The problem with the current approach to green infrastructure, however, is not just that it is not really concerned with economic value of the sort that would clearly benefit citizens—which would actually be fair enough if the situation was dire and ecological collapse really was looming—but also that it is not principally concerned with the environment either. It wants to dig itself out of a hole; that is, invest more, build more, do more, in order to impact the environment less. Why? Because its aim is economic, albeit to the benefit of the global market forming around a high-tech, green-branded sector.
In fact, we risk updating aged infrastructure in ways that are at odds with our stated aims, not only with regards to the environment and social wellbeing, but also economic efficiency. One useful end towards which that one-third of the NextGen’s two trillion euro earmarked for the EU’s ‘Green Deal’ could be allocated is compensating companies that have absurdly invested in massive office spaces. These businesses could instead be incentivized to allow their employees to continue working from home. Ridding Europe of the electricity consumption of these buildings and the pollution that results from commuting would surely provide a greater benefit than renovating these buildings to be more energy efficient or burdening the public with congestion charges. We might even convert these buildings into parks and houses.

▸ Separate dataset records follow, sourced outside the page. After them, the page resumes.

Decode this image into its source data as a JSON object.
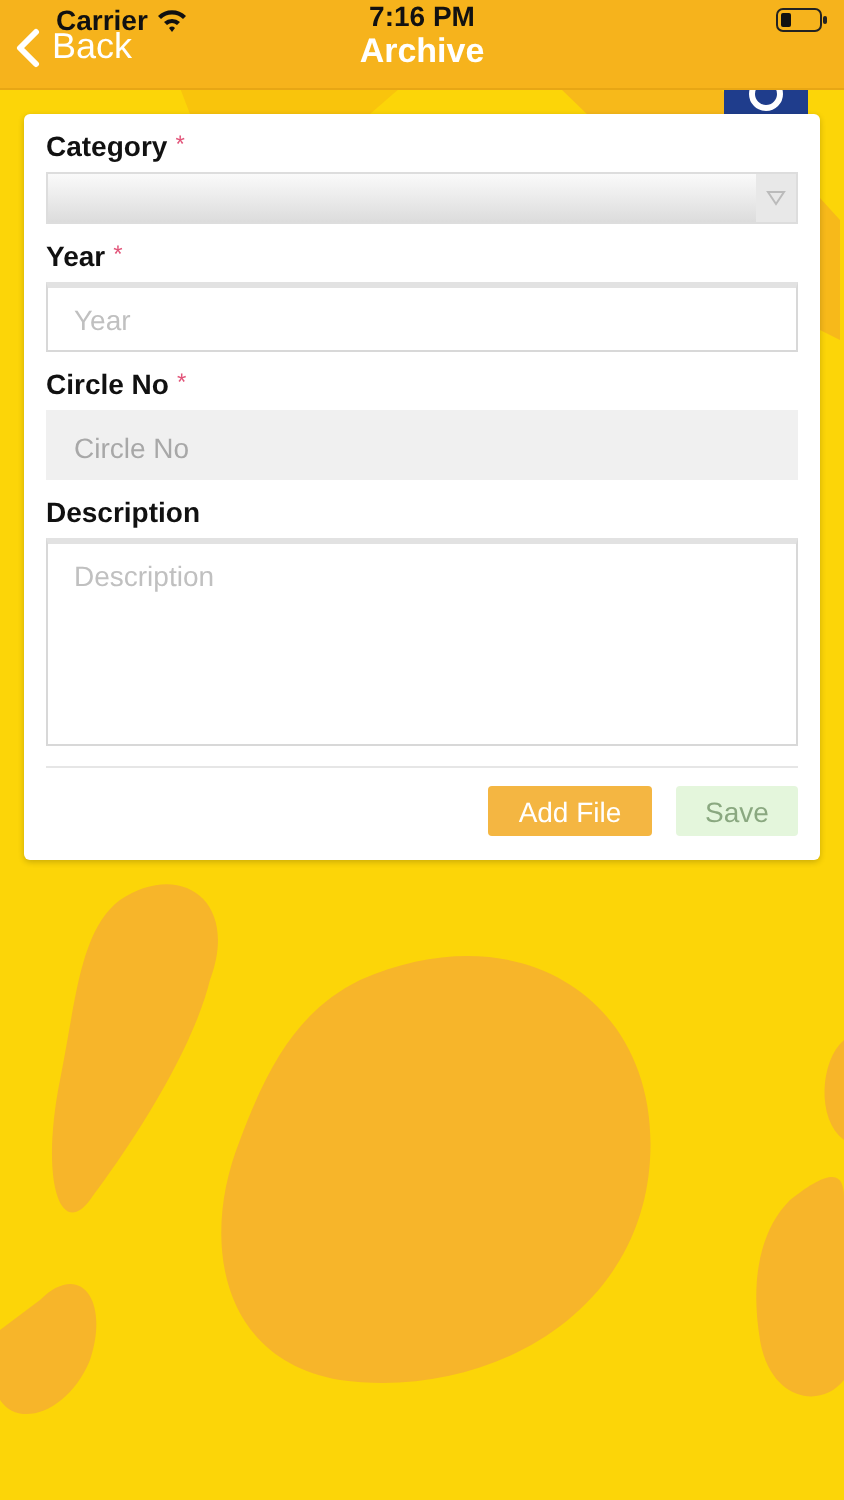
{
  "status_bar": {
    "carrier": "Carrier",
    "time": "7:16 PM"
  },
  "nav_bar": {
    "back": "Back",
    "title": "Archive"
  },
  "form": {
    "fields": [
      {
        "kind": "select",
        "label": "Category",
        "required_mark": "*",
        "disabled": false
      },
      {
        "kind": "text",
        "label": "Year",
        "required_mark": "*",
        "placeholder": "Year",
        "disabled": false
      },
      {
        "kind": "text",
        "label": "Circle No",
        "required_mark": "*",
        "placeholder": "Circle No",
        "disabled": true
      },
      {
        "kind": "textarea",
        "label": "Description",
        "placeholder": "Description",
        "disabled": false
      }
    ],
    "buttons": [
      {
        "label": "Add File",
        "disabled": false
      },
      {
        "label": "Save",
        "disabled": true
      }
    ]
  }
}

Meanwhile, remote working might improve our family life, reduce stress, and ultimately remove strain from the healthcare system. It may also render us more productive, and even allow people to come up with new ideas that add value to the economy, as creative thought is often hindered by excessively narrow performance parameters. Working from home could be combined with incentives to move to the countryside, given that investments are already being made to increase internet connectivity in those regions. Such an arrangement is ripe for the taking, as most companies have familiarized themselves with remote working during the previous quarantines. This is something of a cliché by now—it is constantly discussed, even if it remains offensive to much of the managerial class.
It is precisely such an arrangement that might function to redeem the limitations of the EU’s current funding period. It would likely facilitate job creation, as it allows for greater flexibility in matching employer and employee without regard to geography. Further, that vast swath of master’s degree-wielding young professionals who compete for positions in the expensive urban centers of Europe, all the while nursing ‘back to the land’ fantasies, would find a lower cost of living and healthier environment in which to start a family. This is one proposal among a potential myriad of ideas, but just as there is much that could go wrong with the present direction of things, there is also much that could be redirected, if there is enough will to do so.